SALDIRGANLIĞIN ÖNLENMESİ İÇİN İŞBİRLİĞİ YAPILMALI
Gruplaşmaya bağlı dışlanma ve saldırganlık davranışıyla ilişkili veriler incelendiğinde, devlet okullarında araştırmaya katılan öğrencilerin yüzde 36.25’i gruplaşmadan dolayı dışlandıklarını belirtirken, özel okullarda bu oran yüzde 32.5 olarak görülmektedir. Devlet okullarında kızların yüzde 35’i, erkeklerin yüzde 37.5’i bu duruma maruz kalırken, özel okullarda bu oran kızlarda yüzde 37.5, erkeklerde yüzde 27.5 olarak görülmektedir.
Yapılan araştırmanın sonuçlarına genel olarak bakıldığında özel okullarda saldırgan davranışların devlet okullarına oranla daha fazla olduğu dikkat çekmektedir.
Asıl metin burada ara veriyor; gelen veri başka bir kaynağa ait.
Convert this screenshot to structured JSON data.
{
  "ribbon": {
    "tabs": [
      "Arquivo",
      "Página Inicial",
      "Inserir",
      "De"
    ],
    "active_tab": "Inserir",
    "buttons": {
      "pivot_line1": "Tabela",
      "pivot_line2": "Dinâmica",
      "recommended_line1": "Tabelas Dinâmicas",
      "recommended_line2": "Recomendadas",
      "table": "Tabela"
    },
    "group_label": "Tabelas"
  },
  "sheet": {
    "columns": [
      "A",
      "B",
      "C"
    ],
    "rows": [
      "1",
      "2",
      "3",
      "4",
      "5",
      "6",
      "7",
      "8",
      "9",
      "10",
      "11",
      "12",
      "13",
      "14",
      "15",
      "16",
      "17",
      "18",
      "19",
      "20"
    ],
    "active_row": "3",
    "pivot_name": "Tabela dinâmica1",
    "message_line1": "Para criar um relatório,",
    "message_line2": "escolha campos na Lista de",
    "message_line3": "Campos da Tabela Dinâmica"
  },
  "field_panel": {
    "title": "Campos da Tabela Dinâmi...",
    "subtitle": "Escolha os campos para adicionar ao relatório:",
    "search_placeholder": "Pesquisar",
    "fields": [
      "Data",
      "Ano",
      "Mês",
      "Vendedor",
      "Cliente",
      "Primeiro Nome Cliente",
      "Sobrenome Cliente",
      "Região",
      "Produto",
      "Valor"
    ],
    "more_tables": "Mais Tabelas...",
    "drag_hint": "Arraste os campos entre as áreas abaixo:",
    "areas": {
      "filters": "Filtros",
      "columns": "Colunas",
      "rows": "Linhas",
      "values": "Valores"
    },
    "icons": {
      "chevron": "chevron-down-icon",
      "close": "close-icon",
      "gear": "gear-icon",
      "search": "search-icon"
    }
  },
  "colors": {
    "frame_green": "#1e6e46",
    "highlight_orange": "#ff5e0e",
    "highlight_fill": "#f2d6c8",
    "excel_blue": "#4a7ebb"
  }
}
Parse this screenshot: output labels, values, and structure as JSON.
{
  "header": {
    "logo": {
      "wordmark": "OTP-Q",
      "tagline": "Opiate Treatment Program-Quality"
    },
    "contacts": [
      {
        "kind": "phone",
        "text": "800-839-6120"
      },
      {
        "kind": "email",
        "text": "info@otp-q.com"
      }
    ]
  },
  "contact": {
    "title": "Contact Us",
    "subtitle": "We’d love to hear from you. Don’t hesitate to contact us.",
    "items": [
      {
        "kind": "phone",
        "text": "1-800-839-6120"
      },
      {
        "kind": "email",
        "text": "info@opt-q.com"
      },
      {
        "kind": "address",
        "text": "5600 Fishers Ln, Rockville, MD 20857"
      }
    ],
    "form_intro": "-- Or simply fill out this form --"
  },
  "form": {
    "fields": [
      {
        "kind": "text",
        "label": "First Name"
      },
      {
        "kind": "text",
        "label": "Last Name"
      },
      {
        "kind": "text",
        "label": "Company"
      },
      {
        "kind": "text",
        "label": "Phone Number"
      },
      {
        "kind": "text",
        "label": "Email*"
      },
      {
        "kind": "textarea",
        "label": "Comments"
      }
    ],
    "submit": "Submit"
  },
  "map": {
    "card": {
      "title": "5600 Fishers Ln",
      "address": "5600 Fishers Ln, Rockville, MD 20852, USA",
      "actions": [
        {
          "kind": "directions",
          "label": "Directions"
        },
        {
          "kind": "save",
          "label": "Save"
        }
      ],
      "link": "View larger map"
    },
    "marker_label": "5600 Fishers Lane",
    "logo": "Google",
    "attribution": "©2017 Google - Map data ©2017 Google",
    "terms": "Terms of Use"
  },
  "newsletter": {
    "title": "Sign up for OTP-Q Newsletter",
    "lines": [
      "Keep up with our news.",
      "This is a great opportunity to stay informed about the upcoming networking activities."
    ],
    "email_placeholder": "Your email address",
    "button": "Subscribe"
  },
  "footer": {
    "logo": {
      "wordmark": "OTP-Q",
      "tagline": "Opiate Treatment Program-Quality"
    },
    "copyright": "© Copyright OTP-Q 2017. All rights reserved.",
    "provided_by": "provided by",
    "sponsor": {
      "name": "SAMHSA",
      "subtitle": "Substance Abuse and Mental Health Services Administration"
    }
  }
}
Saldırganlık, toplumsal yaşantının sürdürüldüğü her ortamda önemli bir sorundur ve bu sorunla ebeveynlerin ve eğitimcilerin tek başlarına baş etmeleri oldukça zordur. Bu nedenle konu ile ilgili risk faktörlerinin belirlenmesinde, saldırgan ve zorba davranışların öncesi ve sonrası alınacak önlemlerde, aile ve okul ayrı düşünülmemelidir. Bu konuda aile ve okul birlikte çalışmalı, eğitimciler ve aileler, çocuklarının psiko-sosyal gelişimi ve eğitiminde birbirleri ile iletişim halinde bulunmaları sağlanmalı ve gerektiğinde uzmanlardan yardım istenmesinden çekinilmemelidir.”